1931 – Budd BB-1 Pioneer
U.S. railcar maker Budd built the BB-1 Pioneer experimental flying boat—based on the Italian Savoia-Marchetti S56—from corrosion-resistant stainless steel using newly developed spot welding. Budd tried again in 1943 with the RB-1 Conestoga cargo aircraft (pictured), but steel is heavy, and it did not catch on.
1940 – de Havilland Mosquito
With the wartime scarcity of aluminum, de Havilland built its Mosquito fighter-bomber (pictured) from wood—plywood facings bonded to a balsawood core and formed using molds to produce monocoque structures. This led to the development of metal-to-metal bonding, used in the de Havilland Comet jet airliner and by Fokker in the F27 and F28 airliners.
1952 – Douglas X-3 Stiletto
The first titanium aircraft was the Douglas X-3 Stiletto (pictured) flown in 1952. Designed to cruise at Mach 2, where skin friction required the heat resistance of titanium, the X-3 was underpowered and barely supersonic. Capable of Mach 3.2, Lockheed’s A-12 and SR-71 were also mainly titanium, and the material was to be used for Boeing’s canceled 2707 supersonic transport, designed to cruise at Mach 2.7.

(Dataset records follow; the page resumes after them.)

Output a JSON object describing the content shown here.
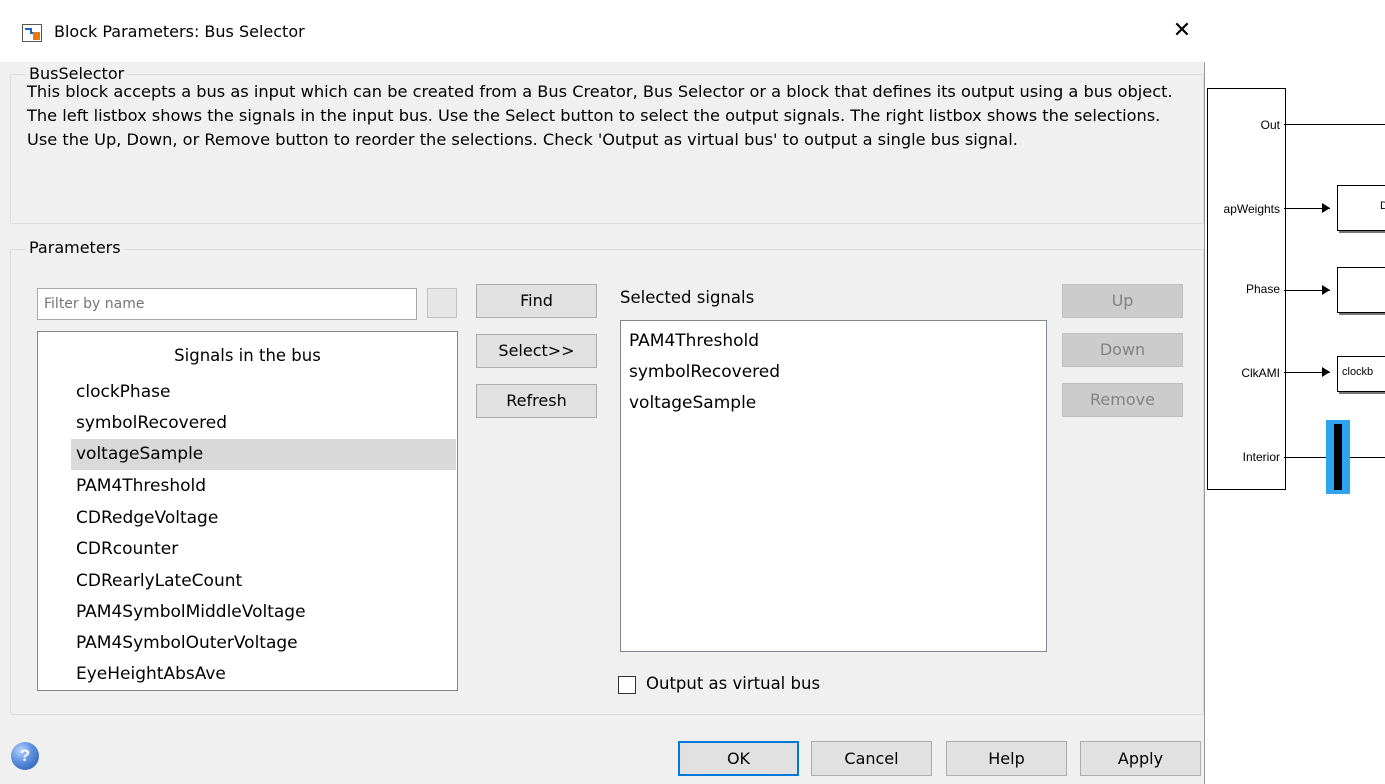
{
  "dialog": {
    "title": "Block Parameters: Bus Selector",
    "close_glyph": "✕",
    "section_label": "BusSelector",
    "description": "This block accepts a bus as input which can be created from a Bus Creator, Bus Selector or a block that defines its output using a bus object. The left listbox shows the signals in the input bus. Use the Select button to select the output signals. The right listbox shows the selections. Use the Up, Down, or Remove button to reorder the selections. Check 'Output as virtual bus' to output a single bus signal.",
    "parameters_label": "Parameters"
  },
  "filter": {
    "placeholder": "Filter by name"
  },
  "buttons": {
    "find": "Find",
    "select": "Select>>",
    "refresh": "Refresh",
    "up": "Up",
    "down": "Down",
    "remove": "Remove",
    "ok": "OK",
    "cancel": "Cancel",
    "help": "Help",
    "apply": "Apply"
  },
  "signals_list": {
    "header": "Signals in the bus",
    "items": [
      "clockPhase",
      "symbolRecovered",
      "voltageSample",
      "PAM4Threshold",
      "CDRedgeVoltage",
      "CDRcounter",
      "CDRearlyLateCount",
      "PAM4SymbolMiddleVoltage",
      "PAM4SymbolOuterVoltage",
      "EyeHeightAbsAve"
    ],
    "selected_item": "voltageSample"
  },
  "selected_signals": {
    "label": "Selected signals",
    "items": [
      "PAM4Threshold",
      "symbolRecovered",
      "voltageSample"
    ]
  },
  "output_virtual_bus": {
    "label": "Output as virtual bus",
    "checked": false
  },
  "help_icon_glyph": "?",
  "diagram": {
    "ports": [
      "Out",
      "apWeights",
      "Phase",
      "ClkAMI",
      "Interior"
    ],
    "blocks": [
      "D",
      "",
      "clockb"
    ]
  },
  "colors": {
    "accent": "#0078d7",
    "selection": "#d9d9d9",
    "bus_highlight": "#2ea3ee"
  }
}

1964 – Mikoyan-Gurevich MiG-25
Russian design bureau Mikoyan-Gurevich used welded nickel steel for the airframe of the Mach 2.8 MiG-25 fighter (pictured), first flown in 1964, because heat-resistant titanium was difficult to work with and hard to weld. The North American XB-70, designed to reach Mach 3.1, but canceled by the time it flew in 1964, used brazed stainless-steel honeycomb panels and titanium.